Stuffed Spaghetti Squash with beef, mushrooms & Swiss

Famed chef and restaurateur David Chang has a series on Netflix called Ugly Delicious and I highly recommend it to anybody who loves food. The name of the show is how I feel about this dish. I am not going to lie. The picture I took of this dish is ugly. My plates hale from the 70’s and aside from the squash, a loaf of meat slathered in ketchup also feels 50 years dated. It belongs on some ugly food hashtag for Instagram and I apologize for how ugly it is, but I do not apologize for this recipe because it is DELICIOUS!

This dish was almost an accident but in hindsight I couldn’t be happier with it. I’m a huge fan of meatloaf, it takes me back to childhood and you’ll usually find me eating it with a volcanic mountain of mashed potatoes surrounding a caldera of sweet snappy green peas. I “frost” my meatloaf with Heinz ketchup and eat all three together. It’s a mystery to me where I learned this method, but I love it and this dish brought me most of those flavors in a whole new form. It skips the taters completely and though there are no green peas rolling around the plate the squash itself fills that void with a fresh and slightly sweet “vegetable”. The meatloaf gets a big boost of flavor from the mushrooms and swiss while completely leaving out the breadcrumbs making this a gluten free winner! You could even kick the sour cream and swiss to the curb and sub in a scrambled egg for a gluten and dairy free option.

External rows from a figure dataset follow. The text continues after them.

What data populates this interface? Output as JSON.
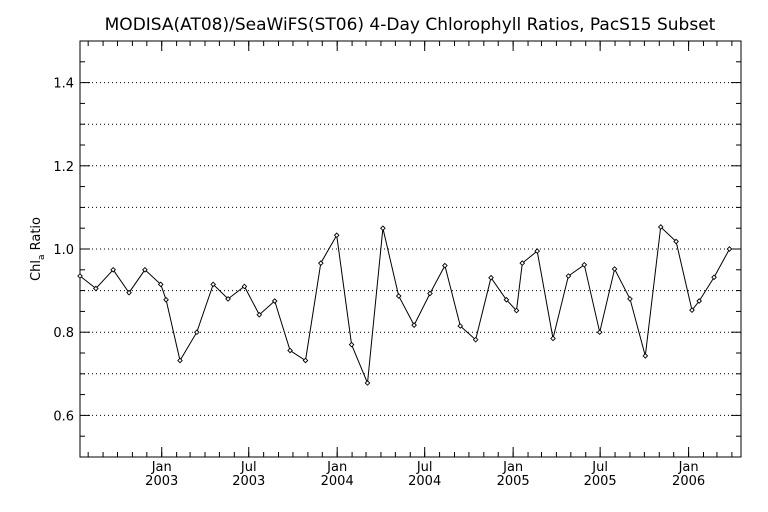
{
  "chart_data": {
    "type": "line",
    "title": "MODISA(AT08)/SeaWiFS(ST06) 4-Day Chlorophyll Ratios, PacS15 Subset",
    "xlabel": "",
    "ylabel_main": "Chl",
    "ylabel_sub": "a",
    "ylabel_rest": " Ratio",
    "ylim": [
      0.5,
      1.5
    ],
    "y_ticks": [
      0.6,
      0.8,
      1.0,
      1.2,
      1.4
    ],
    "y_tick_labels": [
      "0.6",
      "0.8",
      "1.0",
      "1.2",
      "1.4"
    ],
    "y_grid": [
      0.6,
      0.7,
      0.8,
      0.9,
      1.0,
      1.1,
      1.2,
      1.3,
      1.4
    ],
    "xlim": [
      "2002-07-15",
      "2006-04-20"
    ],
    "x_major_ticks": [
      "2003-01-01",
      "2003-07-01",
      "2004-01-01",
      "2004-07-01",
      "2005-01-01",
      "2005-07-01",
      "2006-01-01"
    ],
    "x_tick_month": [
      "Jan",
      "Jul",
      "Jan",
      "Jul",
      "Jan",
      "Jul",
      "Jan"
    ],
    "x_tick_year": [
      "2003",
      "2003",
      "2004",
      "2004",
      "2005",
      "2005",
      "2006"
    ],
    "grid": true,
    "line_color": "#000000",
    "marker": "diamond",
    "series": [
      {
        "x": [
          "2002-07-15",
          "2002-08-17",
          "2002-09-22",
          "2002-10-25",
          "2002-11-27",
          "2002-12-30",
          "2003-01-10",
          "2003-02-08",
          "2003-03-15",
          "2003-04-18",
          "2003-05-19",
          "2003-06-22",
          "2003-07-23",
          "2003-08-24",
          "2003-09-25",
          "2003-10-27",
          "2003-11-28",
          "2003-12-31",
          "2004-01-31",
          "2004-03-04",
          "2004-04-05",
          "2004-05-08",
          "2004-06-09",
          "2004-07-12",
          "2004-08-12",
          "2004-09-13",
          "2004-10-15",
          "2004-11-16",
          "2004-12-18",
          "2005-01-08",
          "2005-01-20",
          "2005-02-20",
          "2005-03-25",
          "2005-04-26",
          "2005-05-29",
          "2005-06-30",
          "2005-07-31",
          "2005-09-01",
          "2005-10-03",
          "2005-11-04",
          "2005-12-06",
          "2006-01-08",
          "2006-01-23",
          "2006-02-23",
          "2006-03-27"
        ],
        "y": [
          0.935,
          0.905,
          0.95,
          0.895,
          0.95,
          0.915,
          0.878,
          0.732,
          0.8,
          0.915,
          0.88,
          0.91,
          0.842,
          0.875,
          0.756,
          0.732,
          0.966,
          1.033,
          0.77,
          0.678,
          1.05,
          0.887,
          0.817,
          0.893,
          0.96,
          0.815,
          0.782,
          0.931,
          0.878,
          0.852,
          0.966,
          0.995,
          0.785,
          0.935,
          0.962,
          0.8,
          0.952,
          0.88,
          0.743,
          1.053,
          1.018,
          0.853,
          0.875,
          0.932,
          1.0
        ]
      }
    ]
  }
}
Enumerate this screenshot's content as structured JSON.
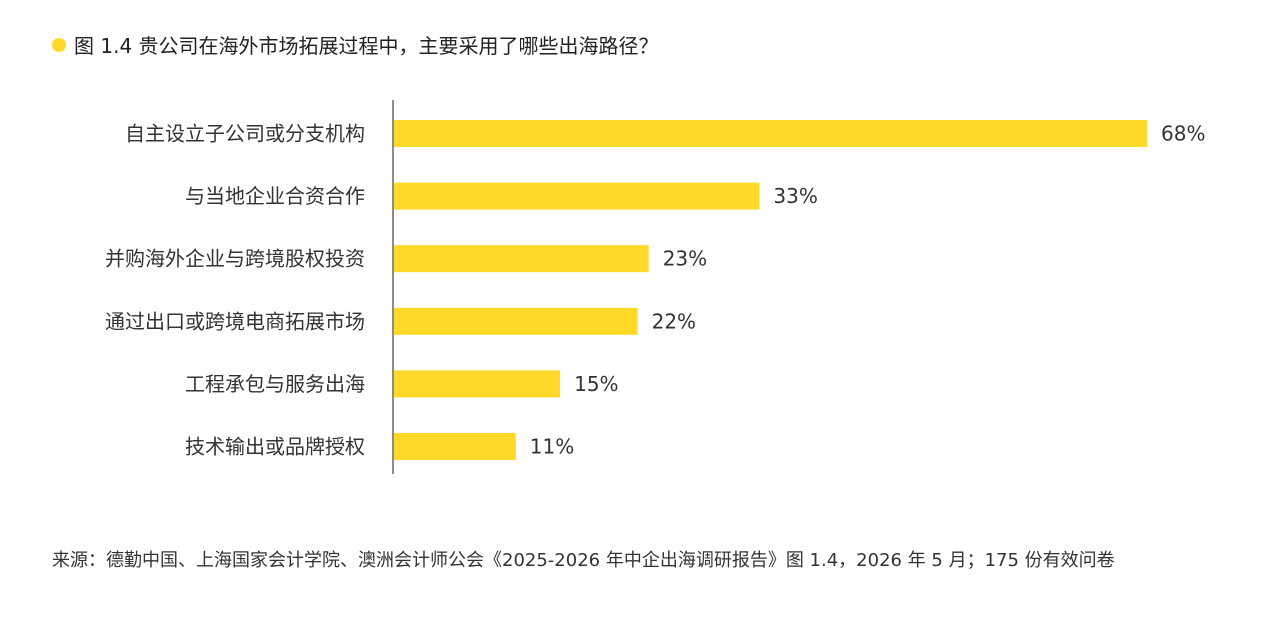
{
  "title": "图 1.4 贵公司在海外市场拓展过程中，主要采用了哪些出海路径？",
  "source": "来源：德勤中国、上海国家会计学院、澳洲会计师公会《2025-2026 年中企出海调研报告》图 1.4，2026 年 5 月；175 份有效问卷",
  "colors": {
    "bar": "#FFD92A",
    "axis": "#666666",
    "text": "#333333",
    "title_dot": "#FFD92A"
  },
  "chart_data": {
    "type": "bar",
    "orientation": "horizontal",
    "title": "图 1.4 贵公司在海外市场拓展过程中，主要采用了哪些出海路径？",
    "categories": [
      "自主设立子公司或分支机构",
      "与当地企业合资合作",
      "并购海外企业与跨境股权投资",
      "通过出口或跨境电商拓展市场",
      "工程承包与服务出海",
      "技术输出或品牌授权"
    ],
    "values": [
      68,
      33,
      23,
      22,
      15,
      11
    ],
    "value_labels": [
      "68%",
      "33%",
      "23%",
      "22%",
      "15%",
      "11%"
    ],
    "unit": "%",
    "xlim": [
      0,
      68
    ],
    "grid": false,
    "legend": "none"
  }
}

Stuffed Spaghetti Squash with beef, mushrooms & Swiss
Serves: 8

1 spaghetti squash
1 tsp olive oil
1/2 large white onion chopped
8 oz shiitake mushrooms stems removed & caps chopped
4 cloves garlic minced
1 lb good quality ground beef
3/4 tsp salt (plus additional for sprinkling the squash in step 3)
1/2 tsp black pepper
2 tbsp sour cream
3/4 cup swiss cheese shredded, divided


Preheat the oven to 400 degrees F.

Line a baking sheet with foil or parchment paper.

Slice the squash length-wise. Clean out seeds, sprinkle with salt, pepper and olive oil.  Place cut side down and roast for 30-40 minutes till “al dente”

Meanwhile, heat olive oil in a skillet over medium heat. Add onions and sauté about 7-10 minutes, stirring occasionally, until translucent and slightly browned. Add shiitake mushrooms and garlic. Sauté 5-7 minutes, stirring occasionally, until the mushrooms are slightly browned and have given up most of their water.

Turn the heat up to medium high. Add the ground beef to the skillet. Season with salt and black pepper. Sauté 7-8 minutes, breaking up the pieces with a spatula or spoon, until the beef is browned, and the onions are caramelized.

Remove from heat. Stir in sour cream and half of the shredded Swiss cheese. Spoon the filling into the squash halves.

Bake for 15 minutes, until the squash is cooked through and the filling is bubbly.

Turn the oven to broil. Sprinkle the remaining shredded Swiss cheese evenly on top of the squash boats. Broil 3 minutes, until the cheese is melted and browned.

Note: I found this dish best reheated. Once it’s been refrigerated you can slice the squash like a meatloaf. Peal off the squash shell and when you’re ready to prepare your meal set the oven to 350 and lay your slices on a lightly greased baking sheet and cook about 10-15 minutes depending on how thick your slices are. We served it childhood style – with plain old ketchup!